Kleiner Dämpfer für die Feststimmung

Feierstimmung in Fürth: Die Kärwa läuft auf Hochtouren, der Himmel beschert uns einen fast sommerlichen Tag, und das Kleeblatt spielt zu Hause. Der SSV Jahn Regensburg ist allerdings kein angenehmer Gegner – und das sollte sich heute wieder einmal bewahrheiten.
Beide Mannschaften starteten äußerst hektisch in die Partie, es kam keine Ruhe in das Spiel. Die Gäste aus der Oberpfalz hatten zunächst die besseren Chancen auf einen Treffer, aber Sascha Burchert war auch diesmal der wichtigste Kleeblattspieler auf dem Feld und bewahrte seine Mannschaft vor einem Rückstand. So ging es torlos in die Kabinen. Aber wir wissen ja: Die SpVgg erzielt ihre Tore in dieser Saison fast ausnahmslos in der zweiten Halbzeit.

Nach dem Wechsel brachte Trainer Damir Buric gleich Shawn Parker für den in der ersten Hälfte glücklos agierenden Fabian Reese ins Spiel. Und Parker hatte nach einem tollen Zuspiel von David Atanga auch gleich eine Riesenchance (48. Minute), die er jedoch – völlig freistehend – vergab: Er zirkelte den Ball genau in die Hände von Regensburgs Keeper Philipp Pentke. Nur eine Minute später läuft Tobias Mohr zu Hochform auf, flankt ballsicher zu David Atanga im Regensburger Strafraum, und der bringt die Kugel per Kopfball ins Netz – 1:0 für Fürth (Foto: Sportfoto Zink).
Im Ronhof brodelt es. Immerhin 11.000 Zuschauer haben heute den Weg in den Sportpark gefunden, darunter natürlich auch viele Regensburger. Die Fans feuern ihr Kleeblatt an, was das Zeug hält, und die Mannschaft hat in dieser Phase deutlich Oberwasser. Gute Möglichkeiten für Parker (55.), Mohr (58.) und – durch einen Freistoß – für Maxi Wittek (62.). Doch keine davon führt zum heiß ersehnten 2:0. Durch das nach wie vor hohe Tempo lässt auf beiden Seiten die Konzentration nach. Was erst zu einem schweren Patzer von Burchert führt, der aus einer Distanz von nur zwei Metern den Ball direkt in die Füße von Regensburgs brandgefährlichem Sargis Adamyan spielt, was fast ins Auge geht. Und dann ist es ausgerechnet der heutige Torschütze Atanga, der durch ein schlechtes Abspiel den Ausgleich für die Oberpfälzer einleitet. Regensburgs Kapitän Grüttner kann das 1:1 perfekt machen.

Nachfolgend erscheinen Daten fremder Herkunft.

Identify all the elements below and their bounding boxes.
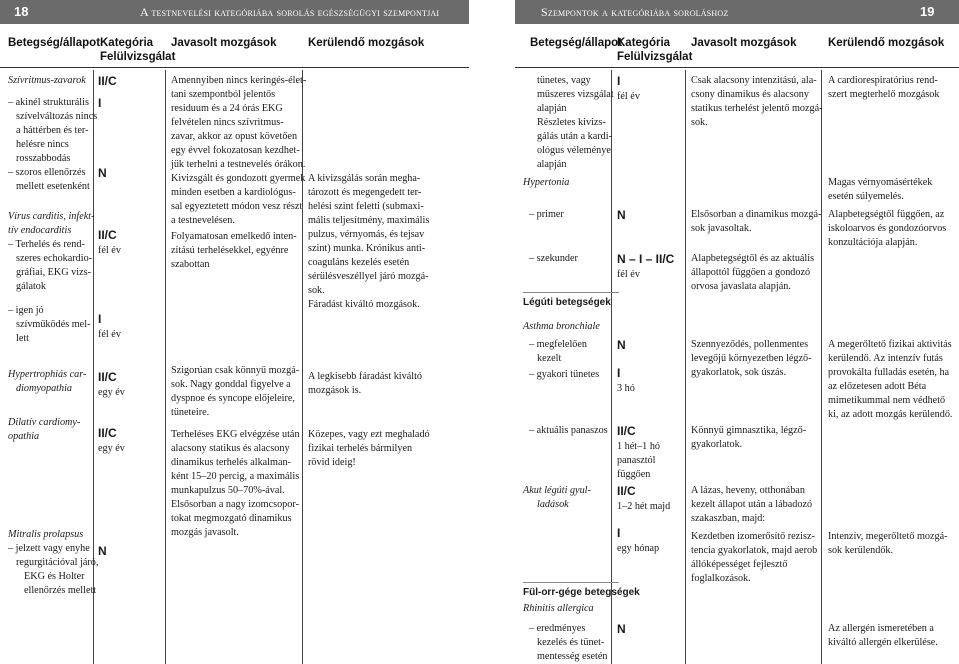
category-value: egy év — [98, 443, 125, 454]
avoid-line: mális teljesítmény, maximális — [308, 215, 430, 226]
recommended-line: dinamikus terhelés alkalman- — [171, 457, 291, 468]
condition-line: – szekunder — [529, 253, 578, 264]
condition-line: Vírus carditis, infekt- — [8, 211, 95, 222]
condition-line: Dilatív cardiomy- — [8, 417, 81, 428]
avoid-line: coaguláns kezelés esetén — [308, 257, 410, 268]
recommended-line: tüneteire. — [171, 407, 210, 418]
condition-line: rosszabbodás — [16, 153, 71, 164]
category-value: egy év — [98, 387, 125, 398]
avoid-line: A megerőltető fizikai aktivitás — [828, 339, 952, 350]
recommended-line: munkapulzus 50–70%-ával. — [171, 485, 285, 496]
condition-line: alapján — [537, 159, 567, 170]
recommended-line: tokat megmozgató dinamikus — [171, 513, 292, 524]
avoid-line: iskoloarvos és gondozóorvos — [828, 223, 947, 234]
recommended-line: residuum és a 24 órás EKG — [171, 103, 283, 114]
category-value: II/C — [98, 370, 117, 384]
recommended-line: foglalkozások. — [691, 573, 751, 584]
recommended-line: alacsony statikus és alacsony — [171, 443, 290, 454]
avoid-line: sok. — [308, 285, 325, 296]
condition-line: Mitralis prolapsus — [8, 529, 84, 540]
condition-line: mentesség esetén — [537, 651, 608, 662]
category-value: fél év — [98, 329, 121, 340]
category-value: függően — [617, 469, 651, 480]
condition-line: szívelváltozás nincs — [16, 111, 98, 122]
category-value: N — [617, 208, 626, 222]
recommended-line: levegőjű környezetben légző- — [691, 353, 812, 364]
column-divider — [165, 70, 166, 664]
page-header-bar — [515, 0, 959, 24]
recommended-line: tani szempontból jelentős — [171, 89, 276, 100]
condition-line: gálás után a kardi- — [537, 131, 612, 142]
condition-line: Akut légúti gyul- — [523, 485, 591, 496]
recommended-line: tencia gyakorlatok, majd aerob — [691, 545, 818, 556]
condition-line: szeres echokardio- — [16, 253, 93, 264]
col-header-category: Kategória — [100, 37, 154, 49]
recommended-line: Elsősorban a dinamikus mozgá- — [691, 209, 822, 220]
category-value: I — [98, 312, 102, 326]
recommended-line: zitású terhelésekkel, egyénre — [171, 245, 289, 256]
recommended-line: gyakorlatok, sok úszás. — [691, 367, 787, 378]
condition-line: – igen jó — [8, 305, 44, 316]
condition-line: ellenőrzés mellett — [24, 585, 97, 596]
recommended-line: ként 15–20 percig, a maximális — [171, 471, 300, 482]
recommended-line: Elsősorban a nagy izomcsopor- — [171, 499, 299, 510]
category-value: N — [617, 622, 626, 636]
recommended-line: jük terhelni a testnevelés órákon. — [171, 159, 306, 170]
recommended-line: Alapbetegségtől és az aktuális — [691, 253, 815, 264]
avoid-line: sérülésveszéllyel járó mozgá- — [308, 271, 429, 282]
condition-line: Asthma bronchiale — [523, 321, 600, 332]
condition-line: kezelt — [537, 353, 562, 364]
col-header-review: Felülvizsgálat — [100, 51, 176, 63]
condition-line: ladások — [537, 499, 569, 510]
category-value: N — [98, 166, 107, 180]
header-rule — [515, 67, 959, 68]
column-divider — [685, 70, 686, 664]
condition-line: Részletes kivizs- — [537, 117, 606, 128]
avoid-line: mozgások is. — [308, 385, 362, 396]
avoid-line: Magas vérnyomásértékek — [828, 177, 933, 188]
avoid-line: sok kerülendők. — [828, 545, 894, 556]
col-header-avoid: Kerülendő mozgások — [308, 37, 425, 49]
category-value: panasztól — [617, 455, 656, 466]
condition-line: Hypertonia — [523, 177, 570, 188]
recommended-line: Szigorúan csak könnyű mozgá- — [171, 365, 300, 376]
recommended-line: Folyamatosan emelkedő inten- — [171, 231, 297, 242]
avoid-line: szert megterhelő mozgások — [828, 89, 940, 100]
recommended-line: sal egyeztetett módon vesz részt — [171, 201, 303, 212]
category-value: N – I – II/C — [617, 252, 675, 266]
recommended-line: egy évvel fokozatosan kezdhet- — [171, 145, 300, 156]
condition-line: alapján — [537, 103, 567, 114]
recommended-line: csony dinamikus és alacsony — [691, 89, 809, 100]
avoid-line: Fáradást kiváltó mozgások. — [308, 299, 420, 310]
condition-line: Rhinitis allergica — [523, 603, 594, 614]
category-value: II/C — [617, 484, 636, 498]
col-header-category: Kategória — [617, 37, 671, 49]
condition-line: Hypertrophiás car- — [8, 369, 87, 380]
col-header-condition: Betegség/állapot — [530, 37, 623, 49]
recommended-line: sok javasoltak. — [691, 223, 752, 234]
recommended-line: szabottan — [171, 259, 210, 270]
recommended-line: Kivizsgált és gondozott gyermek — [171, 173, 306, 184]
category-value: 3 hó — [617, 383, 635, 394]
recommended-line: Csak alacsony intenzitású, ala- — [691, 75, 817, 86]
condition-line: gráfiai, EKG vizs- — [16, 267, 91, 278]
recommended-line: A lázas, heveny, otthonában — [691, 485, 805, 496]
recommended-line: a testnevelésen. — [171, 215, 235, 226]
condition-line: EKG és Holter — [24, 571, 85, 582]
avoid-line: A legkisebb fáradást kiváltó — [308, 371, 423, 382]
page-number: 19 — [920, 4, 935, 19]
condition-line: Szívritmus-zavarok — [8, 75, 86, 86]
condition-line: mellett esetenként — [16, 181, 90, 192]
condition-line: – megfelelően — [529, 339, 587, 350]
avoid-line: rövid ideig! — [308, 457, 356, 468]
category-value: fél év — [98, 245, 121, 256]
category-value: I — [98, 96, 102, 110]
condition-line: diomyopathia — [16, 383, 73, 394]
recommended-line: zavar, akkor az opust követően — [171, 131, 298, 142]
avoid-line: esetén súlyemelés. — [828, 191, 904, 202]
column-divider — [93, 70, 94, 664]
condition-line: tív endocarditis — [8, 225, 72, 236]
col-header-review: Felülvizsgálat — [617, 51, 693, 63]
condition-line: – gyakori tünetes — [529, 369, 600, 380]
category-value: N — [617, 338, 626, 352]
recommended-line: minden esetben a kardiológus- — [171, 187, 296, 198]
category-value: fél év — [617, 91, 640, 102]
right-page — [515, 0, 959, 664]
condition-line: opathia — [8, 431, 40, 442]
category-value: I — [617, 74, 621, 88]
condition-line: ológus véleménye — [537, 145, 611, 156]
avoid-line: ki, az adott mozgás kerülendő. — [828, 409, 953, 420]
recommended-line: Terheléses EKG elvégzése után — [171, 429, 300, 440]
recommended-line: állapottól függően a gondozó — [691, 267, 811, 278]
col-header-condition: Betegség/állapot — [8, 37, 101, 49]
condition-line: helésre nincs — [16, 139, 69, 150]
condition-line: – szoros ellenőrzés — [8, 167, 86, 178]
recommended-line: kezelt állapot után a lábadozó — [691, 499, 813, 510]
condition-line: – aktuális panaszos — [529, 425, 608, 436]
recommended-line: gyakorlatok. — [691, 439, 743, 450]
avoid-line: Alapbetegségtől függően, az — [828, 209, 945, 220]
recommended-line: sok. — [691, 117, 708, 128]
section-separator — [523, 292, 619, 293]
recommended-line: sok. Nagy gonddal figyelve a — [171, 379, 291, 390]
page-header-bar — [0, 0, 469, 24]
column-divider — [821, 70, 822, 664]
category-value: I — [617, 366, 621, 380]
avoid-line: helési szint feletti (submaxi- — [308, 201, 424, 212]
category-value: I — [617, 526, 621, 540]
avoid-line: Közepes, vagy ezt meghaladó — [308, 429, 430, 440]
condition-line: – primer — [529, 209, 564, 220]
recommended-line: dyspnoe és syncope előjeleire, — [171, 393, 295, 404]
category-value: 1–2 hét majd — [617, 501, 671, 512]
condition-line: a háttérben és ter- — [16, 125, 89, 136]
condition-line: gálatok — [16, 281, 46, 292]
condition-line: – Terhelés és rend- — [8, 239, 85, 250]
category-value: II/C — [98, 228, 117, 242]
category-value: 1 hét–1 hó — [617, 441, 661, 452]
col-header-recommended: Javasolt mozgások — [171, 37, 277, 49]
page-number: 18 — [14, 4, 29, 19]
avoid-line: Intenzív, megerőltető mozgá- — [828, 531, 948, 542]
category-value: fél év — [617, 269, 640, 280]
avoid-line: tározott és megengedett ter- — [308, 187, 422, 198]
condition-line: tünetes, vagy — [537, 75, 591, 86]
avoid-line: konzultációja alapján. — [828, 237, 918, 248]
condition-line: – jelzett vagy enyhe — [8, 543, 90, 554]
avoid-line: az előzetesen adott Béta — [828, 381, 927, 392]
recommended-line: állóképességet fejlesztő — [691, 559, 788, 570]
recommended-line: mozgás javasolt. — [171, 527, 239, 538]
avoid-line: A cardiorespiratórius rend- — [828, 75, 938, 86]
avoid-line: kerülendő. Az intenzív futás — [828, 353, 943, 364]
condition-line: Légúti betegségek — [523, 297, 611, 308]
category-value: N — [98, 544, 107, 558]
avoid-line: szint) munka. Krónikus anti- — [308, 243, 426, 254]
category-value: II/C — [617, 424, 636, 438]
condition-line: Fül-orr-gége betegségek — [523, 587, 640, 598]
recommended-line: szakaszban, majd: — [691, 513, 766, 524]
column-divider — [611, 70, 612, 664]
category-value: II/C — [98, 74, 117, 88]
recommended-line: Kezdetben izomerősítő rezisz- — [691, 531, 815, 542]
condition-line: kezelés és tünet- — [537, 637, 605, 648]
condition-line: lett — [16, 333, 30, 344]
col-header-avoid: Kerülendő mozgások — [828, 37, 945, 49]
avoid-line: mimetikummal nem védhető — [828, 395, 946, 406]
left-page — [0, 0, 469, 664]
condition-line: – eredményes — [529, 623, 586, 634]
condition-line: szívműködés mel- — [16, 319, 91, 330]
avoid-line: fizikai terhelés bármilyen — [308, 443, 413, 454]
recommended-line: statikus terhelést jelentő mozgá- — [691, 103, 823, 114]
condition-line: regurgitációval járó, — [16, 557, 99, 568]
avoid-line: kiváltó allergén elkerülése. — [828, 637, 938, 648]
avoid-line: Az allergén ismeretében a — [828, 623, 934, 634]
condition-line: műszeres vizsgálat — [537, 89, 614, 100]
avoid-line: pulzus, vérnyomás, és tejsav — [308, 229, 425, 240]
recommended-line: Amennyiben nincs keringés-élet- — [171, 75, 307, 86]
condition-line: – akinél strukturális — [8, 97, 89, 108]
header-rule — [0, 67, 469, 68]
category-value: II/C — [98, 426, 117, 440]
recommended-line: Könnyű gimnasztika, légző- — [691, 425, 807, 436]
avoid-line: provokálta fulladás esetén, ha — [828, 367, 950, 378]
col-header-recommended: Javasolt mozgások — [691, 37, 797, 49]
recommended-line: Szennyeződés, pollenmentes — [691, 339, 809, 350]
section-separator — [523, 582, 619, 583]
header-title: Szempontok a kategóriába soroláshoz — [541, 5, 729, 19]
recommended-line: orvosa javaslata alapján. — [691, 281, 791, 292]
avoid-line: A kivizsgálás során megha- — [308, 173, 421, 184]
category-value: egy hónap — [617, 543, 660, 554]
header-title: A testnevelési kategóriába sorolás egészségügyi szempontjai — [140, 5, 440, 19]
recommended-line: felvételen nincs szívritmus- — [171, 117, 284, 128]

Wieder einmal ließ sich das Kleeblatt durch ein Gegentor zu sehr schocken und fand nicht mehr richtig in die Partie zurück. Daran konnte weder der für Atanga eingewechselte Maximilian Bauer (76.) noch der in der ersten Minute der Nachspielzeit gegen Mohr ausgetauschte Daniel Steininger etwas ändern. Nach 90+3 Minuten pfiff Schiedsrichter Martin Thomsen das Spiel ab. Und letztlich dürfen beide Teams mit dem Unentschieden zufrieden sein, auch wenn der verpasste Heimsieg der Feierlaune in Fürth schon einen kleinen Dämpfer versetzt. Das Kleeblatt rangiert vorläufig auf Rang vier der Tabelle. Wegen der Länderspielpause kommt es erst am 20. Oktober zum nächsten Zweitligaspiel für das Kleeblatt, das dann in Bielefeld bei der Arminia antritt.